The next problem concerned Hayek’s analysis of forced savings. Recall that in the Austrian theory of the cycle the lengthening of the structure of production, begun under a regime of forced savings, never gets completed. It is always the case that rising consumer prices signal firms that their earlier decision to employ more roundabout methods was in error. Firms abandon their incomplete capital projects and thereby precipitate the crisis. But isn’t it possible that the transition to more capital-intensive production methods could be completed in time? Might not the consumer goods produced by using more roundabout methods come onto line just as consumer demand begins to rise? In short, why must the traverse to a new structure of production always be interrupted before completion?
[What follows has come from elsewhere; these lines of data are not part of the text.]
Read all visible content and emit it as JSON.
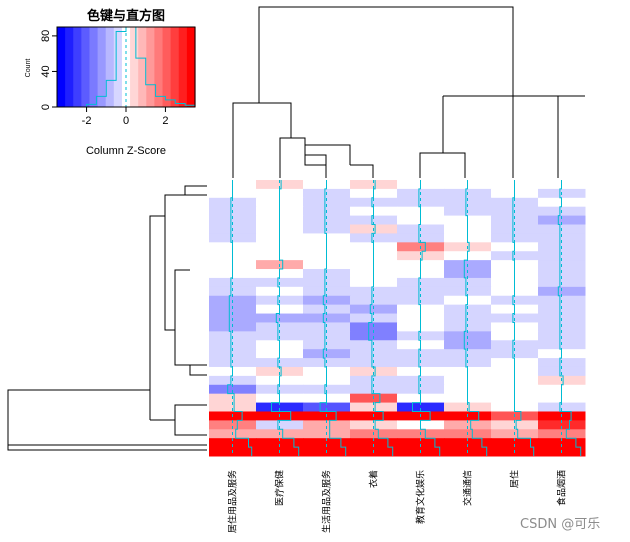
{
  "chart_data": {
    "type": "heatmap",
    "title": "色键与直方图",
    "colorkey": {
      "xlabel": "Column Z-Score",
      "ylabel": "Count",
      "xticks": [
        "-2",
        "0",
        "2"
      ],
      "xtick_values": [
        -2,
        0,
        2
      ],
      "yticks": [
        "0",
        "40",
        "80"
      ],
      "ytick_values": [
        0,
        40,
        80
      ],
      "xlim": [
        -3.5,
        3.5
      ],
      "ylim": [
        0,
        90
      ],
      "colors": [
        "#0000ff",
        "#1f1fff",
        "#3e3eff",
        "#5c5cff",
        "#7a7aff",
        "#9999ff",
        "#b8b8ff",
        "#d6d6ff",
        "#ffffff",
        "#ffd6d6",
        "#ffb8b8",
        "#ff9999",
        "#ff7a7a",
        "#ff5c5c",
        "#ff3e3e",
        "#ff1f1f",
        "#ff0000"
      ],
      "hist_x": [
        -3.5,
        -3.0,
        -2.5,
        -2.0,
        -1.5,
        -1.0,
        -0.5,
        0,
        0.5,
        1.0,
        1.5,
        2.0,
        2.5,
        3.0,
        3.5
      ],
      "hist_y": [
        0,
        0,
        0,
        3,
        12,
        30,
        85,
        90,
        55,
        25,
        12,
        8,
        4,
        2
      ]
    },
    "columns": [
      "居住用品及服务",
      "医疗保健",
      "生活用品及服务",
      "衣着",
      "教育文化娱乐",
      "交通通信",
      "居住",
      "食品烟酒"
    ],
    "row_count": 31,
    "values": [
      [
        0,
        1,
        0,
        1,
        0,
        0,
        0,
        0
      ],
      [
        0,
        0,
        -1,
        0,
        -1,
        -1,
        0,
        -1
      ],
      [
        -1,
        0,
        -1,
        -1,
        -1,
        -1,
        -1,
        0
      ],
      [
        -1,
        0,
        -1,
        0,
        0,
        -1,
        -1,
        -1
      ],
      [
        -1,
        0,
        -1,
        -1,
        0,
        0,
        -1,
        -2
      ],
      [
        -1,
        0,
        -1,
        1,
        -1,
        0,
        -1,
        -1
      ],
      [
        -1,
        0,
        0,
        -1,
        -1,
        0,
        -1,
        -1
      ],
      [
        0,
        0,
        0,
        0,
        3,
        1,
        0,
        -1
      ],
      [
        0,
        0,
        0,
        0,
        1,
        0,
        -1,
        -1
      ],
      [
        0,
        2,
        0,
        0,
        0,
        -2,
        0,
        -1
      ],
      [
        0,
        0,
        -1,
        0,
        0,
        -2,
        0,
        -1
      ],
      [
        -1,
        -1,
        -1,
        0,
        -1,
        -1,
        0,
        -1
      ],
      [
        -1,
        0,
        -1,
        -1,
        -1,
        -1,
        0,
        -2
      ],
      [
        -2,
        -1,
        -2,
        -1,
        -1,
        0,
        -1,
        -1
      ],
      [
        -2,
        0,
        -1,
        -2,
        0,
        -1,
        0,
        -1
      ],
      [
        -2,
        -2,
        -2,
        -1,
        0,
        -1,
        -1,
        -1
      ],
      [
        -2,
        -1,
        -1,
        -3,
        0,
        -1,
        0,
        -1
      ],
      [
        -1,
        -1,
        -1,
        -3,
        -1,
        -2,
        0,
        -1
      ],
      [
        -1,
        0,
        -1,
        -1,
        0,
        -2,
        -1,
        -1
      ],
      [
        -1,
        0,
        -2,
        -1,
        -1,
        -1,
        -1,
        0
      ],
      [
        -1,
        -1,
        -1,
        -1,
        -1,
        -1,
        0,
        -1
      ],
      [
        0,
        1,
        0,
        1,
        0,
        0,
        0,
        -1
      ],
      [
        -1,
        0,
        0,
        -1,
        -1,
        0,
        0,
        1
      ],
      [
        -3,
        -1,
        -1,
        -1,
        -1,
        0,
        0,
        0
      ],
      [
        1,
        0,
        0,
        4,
        0,
        0,
        0,
        0
      ],
      [
        1,
        -5,
        -4,
        1,
        -5,
        1,
        0,
        -1
      ],
      [
        6,
        7,
        6,
        6,
        6,
        7,
        4,
        6
      ],
      [
        3,
        -1,
        2,
        1,
        0,
        2,
        1,
        5
      ],
      [
        2,
        2,
        2,
        3,
        3,
        3,
        2,
        3
      ],
      [
        10,
        9,
        9,
        9,
        9,
        9,
        10,
        9
      ],
      [
        12,
        12,
        12,
        12,
        12,
        12,
        12,
        12
      ]
    ]
  },
  "watermark": "CSDN @可乐"
}
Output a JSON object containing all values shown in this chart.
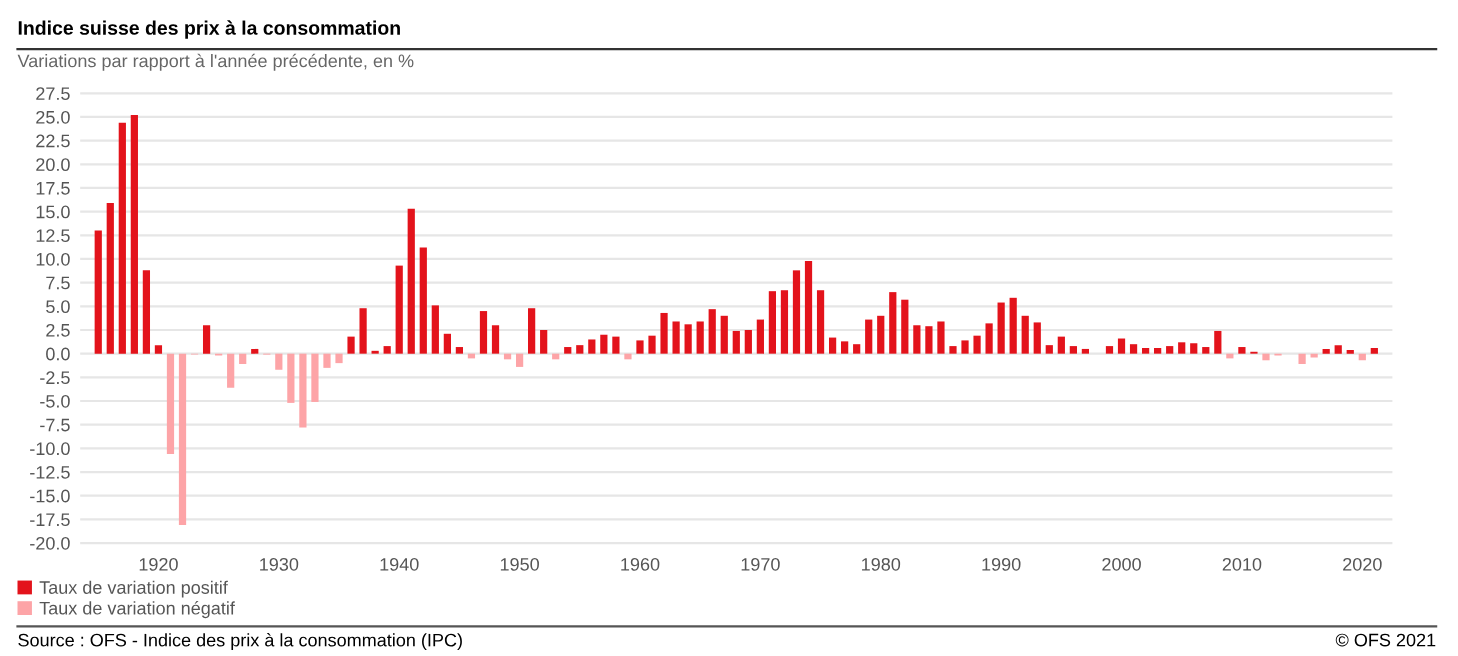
{
  "chart_data": {
    "type": "bar",
    "title": "Indice suisse des prix à la consommation",
    "subtitle": "Variations par rapport à l'année précédente, en %",
    "x": [
      1915,
      1916,
      1917,
      1918,
      1919,
      1920,
      1921,
      1922,
      1923,
      1924,
      1925,
      1926,
      1927,
      1928,
      1929,
      1930,
      1931,
      1932,
      1933,
      1934,
      1935,
      1936,
      1937,
      1938,
      1939,
      1940,
      1941,
      1942,
      1943,
      1944,
      1945,
      1946,
      1947,
      1948,
      1949,
      1950,
      1951,
      1952,
      1953,
      1954,
      1955,
      1956,
      1957,
      1958,
      1959,
      1960,
      1961,
      1962,
      1963,
      1964,
      1965,
      1966,
      1967,
      1968,
      1969,
      1970,
      1971,
      1972,
      1973,
      1974,
      1975,
      1976,
      1977,
      1978,
      1979,
      1980,
      1981,
      1982,
      1983,
      1984,
      1985,
      1986,
      1987,
      1988,
      1989,
      1990,
      1991,
      1992,
      1993,
      1994,
      1995,
      1996,
      1997,
      1998,
      1999,
      2000,
      2001,
      2002,
      2003,
      2004,
      2005,
      2006,
      2007,
      2008,
      2009,
      2010,
      2011,
      2012,
      2013,
      2014,
      2015,
      2016,
      2017,
      2018,
      2019,
      2020,
      2021
    ],
    "series": [
      {
        "name": "Taux de variation positif",
        "color": "#e3131b",
        "values": [
          13.0,
          15.9,
          24.4,
          25.2,
          8.8,
          0.9,
          null,
          null,
          null,
          3.0,
          null,
          null,
          null,
          0.5,
          null,
          null,
          null,
          null,
          null,
          null,
          null,
          1.8,
          4.8,
          0.3,
          0.8,
          9.3,
          15.3,
          11.2,
          5.1,
          2.1,
          0.7,
          null,
          4.5,
          3.0,
          null,
          null,
          4.8,
          2.5,
          null,
          0.7,
          0.9,
          1.5,
          2.0,
          1.8,
          null,
          1.4,
          1.9,
          4.3,
          3.4,
          3.1,
          3.4,
          4.7,
          4.0,
          2.4,
          2.5,
          3.6,
          6.6,
          6.7,
          8.8,
          9.8,
          6.7,
          1.7,
          1.3,
          1.0,
          3.6,
          4.0,
          6.5,
          5.7,
          3.0,
          2.9,
          3.4,
          0.8,
          1.4,
          1.9,
          3.2,
          5.4,
          5.9,
          4.0,
          3.3,
          0.9,
          1.8,
          0.8,
          0.5,
          0.0,
          0.8,
          1.6,
          1.0,
          0.6,
          0.6,
          0.8,
          1.2,
          1.1,
          0.7,
          2.4,
          null,
          0.7,
          0.2,
          null,
          null,
          0.0,
          null,
          null,
          0.5,
          0.9,
          0.4,
          null,
          0.6
        ]
      },
      {
        "name": "Taux de variation négatif",
        "color": "#fda4a7",
        "values": [
          null,
          null,
          null,
          null,
          null,
          null,
          -10.6,
          -18.1,
          -0.1,
          null,
          -0.2,
          -3.6,
          -1.1,
          null,
          -0.1,
          -1.7,
          -5.2,
          -7.8,
          -5.1,
          -1.5,
          -1.0,
          null,
          null,
          null,
          null,
          null,
          null,
          null,
          null,
          null,
          null,
          -0.5,
          null,
          null,
          -0.6,
          -1.4,
          null,
          null,
          -0.6,
          null,
          null,
          null,
          null,
          null,
          -0.6,
          null,
          null,
          null,
          null,
          null,
          null,
          null,
          null,
          null,
          null,
          null,
          null,
          null,
          null,
          null,
          null,
          null,
          null,
          null,
          null,
          null,
          null,
          null,
          null,
          null,
          null,
          null,
          null,
          null,
          null,
          null,
          null,
          null,
          null,
          null,
          null,
          null,
          null,
          null,
          null,
          null,
          null,
          null,
          null,
          null,
          null,
          null,
          null,
          null,
          -0.5,
          null,
          null,
          -0.7,
          -0.2,
          null,
          -1.1,
          -0.4,
          null,
          null,
          null,
          -0.7,
          null
        ]
      }
    ],
    "xlim": [
      1913.5,
      2022.5
    ],
    "xticks": [
      1920,
      1930,
      1940,
      1950,
      1960,
      1970,
      1980,
      1990,
      2000,
      2010,
      2020
    ],
    "ylim": [
      -20.5,
      28.0
    ],
    "yticks": [
      {
        "value": -20,
        "label": "-20.0"
      },
      {
        "value": -17.5,
        "label": "-17.5"
      },
      {
        "value": -15,
        "label": "-15.0"
      },
      {
        "value": -12.5,
        "label": "-12.5"
      },
      {
        "value": -10,
        "label": "-10.0"
      },
      {
        "value": -7.5,
        "label": "-7.5"
      },
      {
        "value": -5,
        "label": "-5.0"
      },
      {
        "value": -2.5,
        "label": "-2.5"
      },
      {
        "value": 0,
        "label": "0.0"
      },
      {
        "value": 2.5,
        "label": "2.5"
      },
      {
        "value": 5,
        "label": "5.0"
      },
      {
        "value": 7.5,
        "label": "7.5"
      },
      {
        "value": 10,
        "label": "10.0"
      },
      {
        "value": 12.5,
        "label": "12.5"
      },
      {
        "value": 15,
        "label": "15.0"
      },
      {
        "value": 17.5,
        "label": "17.5"
      },
      {
        "value": 20,
        "label": "20.0"
      },
      {
        "value": 22.5,
        "label": "22.5"
      },
      {
        "value": 25,
        "label": "25.0"
      },
      {
        "value": 27.5,
        "label": "27.5"
      }
    ],
    "grid": "y",
    "legend": "bottom left",
    "annotations": [
      "Source : OFS - Indice des prix à la consommation (IPC)",
      "© OFS 2021"
    ]
  }
}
Hayek admitted in his reply that “it is upon the truth of this point that my theory stands or falls.” And, sadly for Hayek, his insistence that the traverse could never be completed strikes many current commentators as being the chief deficiency of his theory of the cycle. The general consensus is that, while the scenario painted by Hayek is a possible one, he neither demonstrated its necessity nor gave adequate attention to the lags implicit in the process of adjustment that he portrayed. Hayek’s theory fits some, but not all, trade cycles: It is not, as Hayek purported it to be, a general theory of the cycle.
—Bruce Caldwell, ed., editor’s introduction to The Collected Works of F. A. Hayek, vol. 9, Contra Keynes and Cambridge: Essays, Correspondence, by F. A. Hayek (Indianapolis: Liberty Fund, 1995), 38-39.